I installed it out of curiosity, out of frustration. My friend Julito had been using it for three years, and now and then we liked making a row about Microsoft's products (he being a scatterbrained Bill Gates' fan, of course). The fact is --no matter how baseless and wrongheaded his arguments were (not a single crash in three years, not even a lost chain, all the software free and no proprietary formats, etc. etc.), they were persuasive. And the Net, as well --what a rush with Linux, lately.

(For those who don't know, Linux is an operating system, like Windows, MSDOS or UNIX. Different from them --which are proprietary software-- it's free software: this means that it can be freely copied and distributed, and it may be modified in any way, and you can even make a profit by redistributing it or selling it. The only restriction it imposes is that you can't restrict others to do the same --you can't hide the source code. It's based on the premise that software has no owners, the same way neither has science: your output is my input --that's the way scientific progress is made of. Linux was the original creation of Linus Torvalds, who as a student at the University of Helsinki wrote it from scratch in 1993, and then asked for help to the Internet community to make it a whole and valuable operating system. He got an impressive response, and thousands of programmers all over the world began to submit needed parts of the code. That's the way Linux has been made, and the way in which it goes on evolving).
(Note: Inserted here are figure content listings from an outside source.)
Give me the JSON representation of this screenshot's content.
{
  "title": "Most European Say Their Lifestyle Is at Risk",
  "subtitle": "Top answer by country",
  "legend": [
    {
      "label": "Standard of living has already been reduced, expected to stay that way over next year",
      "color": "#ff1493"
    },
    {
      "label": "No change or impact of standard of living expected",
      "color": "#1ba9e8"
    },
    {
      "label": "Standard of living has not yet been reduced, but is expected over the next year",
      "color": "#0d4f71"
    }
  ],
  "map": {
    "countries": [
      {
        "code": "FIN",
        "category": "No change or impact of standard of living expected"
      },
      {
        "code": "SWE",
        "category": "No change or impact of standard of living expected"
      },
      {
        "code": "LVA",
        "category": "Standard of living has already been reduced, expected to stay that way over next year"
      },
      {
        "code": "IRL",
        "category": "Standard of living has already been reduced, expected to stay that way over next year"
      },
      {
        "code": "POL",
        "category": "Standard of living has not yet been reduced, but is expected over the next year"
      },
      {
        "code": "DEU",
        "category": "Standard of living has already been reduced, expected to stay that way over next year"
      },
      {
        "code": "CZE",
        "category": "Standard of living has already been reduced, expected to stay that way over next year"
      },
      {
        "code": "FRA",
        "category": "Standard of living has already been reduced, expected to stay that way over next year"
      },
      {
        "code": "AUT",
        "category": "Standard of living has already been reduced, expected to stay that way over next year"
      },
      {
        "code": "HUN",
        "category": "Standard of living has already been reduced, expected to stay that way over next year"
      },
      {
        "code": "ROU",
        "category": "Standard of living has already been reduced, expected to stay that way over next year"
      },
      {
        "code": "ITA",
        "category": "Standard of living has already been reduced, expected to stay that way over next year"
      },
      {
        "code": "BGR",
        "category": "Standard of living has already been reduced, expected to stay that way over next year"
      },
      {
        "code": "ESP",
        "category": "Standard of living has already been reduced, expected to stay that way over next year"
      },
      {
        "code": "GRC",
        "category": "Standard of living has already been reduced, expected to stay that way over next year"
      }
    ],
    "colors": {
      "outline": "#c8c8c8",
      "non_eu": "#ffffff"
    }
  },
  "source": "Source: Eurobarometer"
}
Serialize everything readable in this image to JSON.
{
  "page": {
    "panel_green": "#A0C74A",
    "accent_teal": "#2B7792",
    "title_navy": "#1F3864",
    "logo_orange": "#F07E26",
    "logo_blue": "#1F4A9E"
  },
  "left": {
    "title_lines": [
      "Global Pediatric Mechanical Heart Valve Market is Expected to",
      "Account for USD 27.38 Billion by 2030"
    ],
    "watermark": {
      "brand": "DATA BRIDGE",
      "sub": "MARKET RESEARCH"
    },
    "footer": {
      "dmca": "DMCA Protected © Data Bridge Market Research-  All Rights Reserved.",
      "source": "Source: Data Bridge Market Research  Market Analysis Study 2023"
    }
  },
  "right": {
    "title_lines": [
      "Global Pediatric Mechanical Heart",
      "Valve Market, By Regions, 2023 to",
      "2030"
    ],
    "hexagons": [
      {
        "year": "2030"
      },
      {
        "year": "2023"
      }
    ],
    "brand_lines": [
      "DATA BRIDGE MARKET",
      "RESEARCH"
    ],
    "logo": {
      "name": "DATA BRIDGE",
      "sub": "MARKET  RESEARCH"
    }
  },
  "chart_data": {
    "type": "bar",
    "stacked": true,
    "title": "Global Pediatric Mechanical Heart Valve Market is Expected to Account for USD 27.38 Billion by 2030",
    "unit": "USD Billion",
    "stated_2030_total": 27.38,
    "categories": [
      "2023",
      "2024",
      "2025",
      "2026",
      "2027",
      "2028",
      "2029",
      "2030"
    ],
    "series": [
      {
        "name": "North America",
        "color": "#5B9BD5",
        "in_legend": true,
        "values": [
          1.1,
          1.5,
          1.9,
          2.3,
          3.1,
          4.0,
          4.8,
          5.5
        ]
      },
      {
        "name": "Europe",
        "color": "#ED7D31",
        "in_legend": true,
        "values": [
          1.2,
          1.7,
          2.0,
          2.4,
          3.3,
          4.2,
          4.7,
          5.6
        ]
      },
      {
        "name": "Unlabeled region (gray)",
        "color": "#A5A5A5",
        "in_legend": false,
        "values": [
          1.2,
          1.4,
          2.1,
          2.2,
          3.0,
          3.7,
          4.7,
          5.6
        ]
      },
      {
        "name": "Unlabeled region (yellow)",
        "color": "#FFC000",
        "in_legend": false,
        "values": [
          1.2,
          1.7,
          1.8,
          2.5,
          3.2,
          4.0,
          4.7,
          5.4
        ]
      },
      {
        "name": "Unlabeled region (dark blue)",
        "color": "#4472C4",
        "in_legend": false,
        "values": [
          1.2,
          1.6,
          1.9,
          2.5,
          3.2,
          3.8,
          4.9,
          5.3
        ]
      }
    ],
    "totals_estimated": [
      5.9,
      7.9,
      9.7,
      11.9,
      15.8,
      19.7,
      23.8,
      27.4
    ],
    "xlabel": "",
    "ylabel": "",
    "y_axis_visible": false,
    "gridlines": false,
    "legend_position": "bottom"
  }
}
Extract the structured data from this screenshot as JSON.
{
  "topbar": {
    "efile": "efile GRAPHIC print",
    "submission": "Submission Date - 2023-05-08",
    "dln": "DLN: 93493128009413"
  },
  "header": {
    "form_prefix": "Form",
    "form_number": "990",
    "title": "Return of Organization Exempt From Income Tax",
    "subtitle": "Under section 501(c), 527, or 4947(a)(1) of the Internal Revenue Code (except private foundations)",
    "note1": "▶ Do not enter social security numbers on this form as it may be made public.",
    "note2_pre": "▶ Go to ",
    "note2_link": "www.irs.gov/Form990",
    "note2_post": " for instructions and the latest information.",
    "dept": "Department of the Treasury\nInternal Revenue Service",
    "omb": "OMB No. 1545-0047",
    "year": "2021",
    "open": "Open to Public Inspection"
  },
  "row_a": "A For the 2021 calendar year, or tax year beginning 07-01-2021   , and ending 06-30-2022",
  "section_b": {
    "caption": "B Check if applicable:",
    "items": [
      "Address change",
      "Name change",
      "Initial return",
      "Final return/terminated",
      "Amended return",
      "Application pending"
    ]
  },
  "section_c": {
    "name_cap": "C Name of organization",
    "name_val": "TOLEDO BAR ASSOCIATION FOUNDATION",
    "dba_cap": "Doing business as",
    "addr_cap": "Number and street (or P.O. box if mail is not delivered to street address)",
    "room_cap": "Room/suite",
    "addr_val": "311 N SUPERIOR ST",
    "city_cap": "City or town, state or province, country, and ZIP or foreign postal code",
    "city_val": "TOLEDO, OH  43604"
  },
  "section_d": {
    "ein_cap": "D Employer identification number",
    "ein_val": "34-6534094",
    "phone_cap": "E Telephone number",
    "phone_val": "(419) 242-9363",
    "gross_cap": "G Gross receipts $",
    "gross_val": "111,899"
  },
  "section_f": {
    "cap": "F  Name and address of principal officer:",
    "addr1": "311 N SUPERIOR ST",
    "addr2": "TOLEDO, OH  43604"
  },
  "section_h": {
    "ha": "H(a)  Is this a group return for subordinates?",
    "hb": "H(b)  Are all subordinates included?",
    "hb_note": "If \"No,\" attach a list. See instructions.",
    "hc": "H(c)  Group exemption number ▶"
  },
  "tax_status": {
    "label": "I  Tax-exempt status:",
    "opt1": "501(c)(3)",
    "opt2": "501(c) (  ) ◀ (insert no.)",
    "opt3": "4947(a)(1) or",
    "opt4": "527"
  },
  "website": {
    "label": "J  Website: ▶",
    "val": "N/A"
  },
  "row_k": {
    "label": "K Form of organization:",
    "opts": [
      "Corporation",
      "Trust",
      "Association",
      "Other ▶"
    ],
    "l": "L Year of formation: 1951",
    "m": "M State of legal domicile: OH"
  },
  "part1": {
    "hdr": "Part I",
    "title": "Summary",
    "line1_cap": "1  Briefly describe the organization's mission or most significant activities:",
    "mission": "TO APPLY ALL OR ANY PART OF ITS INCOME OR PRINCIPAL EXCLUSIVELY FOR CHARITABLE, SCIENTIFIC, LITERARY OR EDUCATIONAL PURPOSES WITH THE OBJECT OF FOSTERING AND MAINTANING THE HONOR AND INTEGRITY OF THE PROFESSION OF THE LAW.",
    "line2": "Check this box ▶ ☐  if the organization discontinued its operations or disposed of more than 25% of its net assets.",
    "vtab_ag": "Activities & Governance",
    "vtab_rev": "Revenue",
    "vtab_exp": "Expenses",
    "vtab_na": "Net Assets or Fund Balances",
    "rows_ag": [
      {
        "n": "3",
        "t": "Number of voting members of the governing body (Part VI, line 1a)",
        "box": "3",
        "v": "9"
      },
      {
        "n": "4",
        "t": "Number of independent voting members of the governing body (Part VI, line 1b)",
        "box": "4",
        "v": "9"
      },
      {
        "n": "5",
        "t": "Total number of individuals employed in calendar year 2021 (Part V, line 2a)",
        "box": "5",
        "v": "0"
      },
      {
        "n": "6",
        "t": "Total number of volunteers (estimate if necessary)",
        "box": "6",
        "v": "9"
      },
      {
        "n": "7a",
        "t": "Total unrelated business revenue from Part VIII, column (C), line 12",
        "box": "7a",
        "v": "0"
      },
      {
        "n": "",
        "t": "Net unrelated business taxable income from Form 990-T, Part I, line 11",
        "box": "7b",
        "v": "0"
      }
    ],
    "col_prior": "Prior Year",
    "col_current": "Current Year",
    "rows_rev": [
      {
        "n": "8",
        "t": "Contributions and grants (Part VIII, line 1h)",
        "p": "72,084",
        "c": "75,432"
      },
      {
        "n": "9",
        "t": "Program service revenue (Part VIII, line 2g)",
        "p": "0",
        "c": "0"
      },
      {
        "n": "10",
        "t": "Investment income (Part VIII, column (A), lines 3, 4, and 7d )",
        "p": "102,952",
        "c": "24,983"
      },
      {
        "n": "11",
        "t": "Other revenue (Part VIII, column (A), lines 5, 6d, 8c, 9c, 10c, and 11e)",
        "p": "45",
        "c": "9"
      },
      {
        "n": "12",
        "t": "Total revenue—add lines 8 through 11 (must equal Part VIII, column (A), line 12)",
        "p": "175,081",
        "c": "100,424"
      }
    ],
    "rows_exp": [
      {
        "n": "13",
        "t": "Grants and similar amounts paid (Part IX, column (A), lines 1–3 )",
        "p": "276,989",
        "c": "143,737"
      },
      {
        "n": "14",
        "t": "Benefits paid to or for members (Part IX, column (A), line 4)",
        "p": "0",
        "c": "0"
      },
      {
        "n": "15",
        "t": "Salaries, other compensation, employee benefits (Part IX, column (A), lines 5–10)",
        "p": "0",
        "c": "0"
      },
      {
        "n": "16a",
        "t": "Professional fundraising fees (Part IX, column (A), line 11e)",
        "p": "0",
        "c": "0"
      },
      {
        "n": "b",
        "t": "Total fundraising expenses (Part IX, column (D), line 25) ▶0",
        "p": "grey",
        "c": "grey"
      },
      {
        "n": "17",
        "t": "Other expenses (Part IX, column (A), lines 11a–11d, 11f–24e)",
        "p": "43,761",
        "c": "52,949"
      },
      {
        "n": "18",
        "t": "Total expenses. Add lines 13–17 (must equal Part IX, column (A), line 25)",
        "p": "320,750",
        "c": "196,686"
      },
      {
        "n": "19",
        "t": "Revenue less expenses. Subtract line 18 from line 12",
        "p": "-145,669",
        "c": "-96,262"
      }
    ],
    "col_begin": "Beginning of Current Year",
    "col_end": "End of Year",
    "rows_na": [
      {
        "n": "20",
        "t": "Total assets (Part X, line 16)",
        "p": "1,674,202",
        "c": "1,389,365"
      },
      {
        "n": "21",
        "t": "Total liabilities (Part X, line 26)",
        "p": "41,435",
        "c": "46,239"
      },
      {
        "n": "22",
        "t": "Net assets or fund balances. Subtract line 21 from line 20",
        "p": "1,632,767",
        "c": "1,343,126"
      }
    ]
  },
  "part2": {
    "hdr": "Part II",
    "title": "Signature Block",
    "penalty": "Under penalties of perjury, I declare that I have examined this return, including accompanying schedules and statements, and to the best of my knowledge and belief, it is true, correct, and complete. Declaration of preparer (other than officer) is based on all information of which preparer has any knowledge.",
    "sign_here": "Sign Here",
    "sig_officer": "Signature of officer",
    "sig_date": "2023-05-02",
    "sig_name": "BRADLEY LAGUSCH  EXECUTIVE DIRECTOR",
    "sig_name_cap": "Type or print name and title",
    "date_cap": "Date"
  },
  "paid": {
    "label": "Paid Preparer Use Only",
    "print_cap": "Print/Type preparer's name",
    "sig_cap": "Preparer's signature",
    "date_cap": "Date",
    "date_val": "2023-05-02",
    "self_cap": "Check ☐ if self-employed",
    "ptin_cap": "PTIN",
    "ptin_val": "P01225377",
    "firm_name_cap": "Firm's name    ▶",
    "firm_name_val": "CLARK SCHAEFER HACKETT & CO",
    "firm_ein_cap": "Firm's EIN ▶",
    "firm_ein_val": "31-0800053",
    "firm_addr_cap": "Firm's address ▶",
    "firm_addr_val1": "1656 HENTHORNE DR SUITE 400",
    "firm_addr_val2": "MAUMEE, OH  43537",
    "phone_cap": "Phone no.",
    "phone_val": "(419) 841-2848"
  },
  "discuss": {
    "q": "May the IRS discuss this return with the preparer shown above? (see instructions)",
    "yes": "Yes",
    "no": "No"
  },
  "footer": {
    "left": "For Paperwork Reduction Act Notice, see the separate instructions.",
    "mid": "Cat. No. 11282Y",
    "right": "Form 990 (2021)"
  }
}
Such a thing I had to try it. Furthermore, I had gone through some frustrations with the software I was using --one way or the other. I began being fed up with proprietary formats, and considered the possibility to convert all my documents (and they're a heap, believe me) from Word to HTML, my messages from RTF to plain ASCII, to expunge my web pages from any Microsoft's or Netscape's HTML's proprietary tags... In other words, to trade glamour for portability (this is easily understood with the comparison between Word format and HTML. HTML is not a proprietary format; anyone with the technical skills can make a program capable to read my document in HTML; that's not the case if my document is Word's, because Microsoft keeps the code for the Word's format as its very precious secret. I'll be forcing you to buy Word if I want you to read my document --or WordPerfect, or whatever).

But that was me, Microsoft's ever lover and admirer. What a shock! Anyway, I bought a book about Linux with an attached CD, and installed it.

And I love it. Now we are my computer and I, mutually involved. I'm learning hard --Linux is another thing, another concept of computing, so training is required. Up to the moment, only one thing I can tell you for sure: Linux is fun, Windows is boring.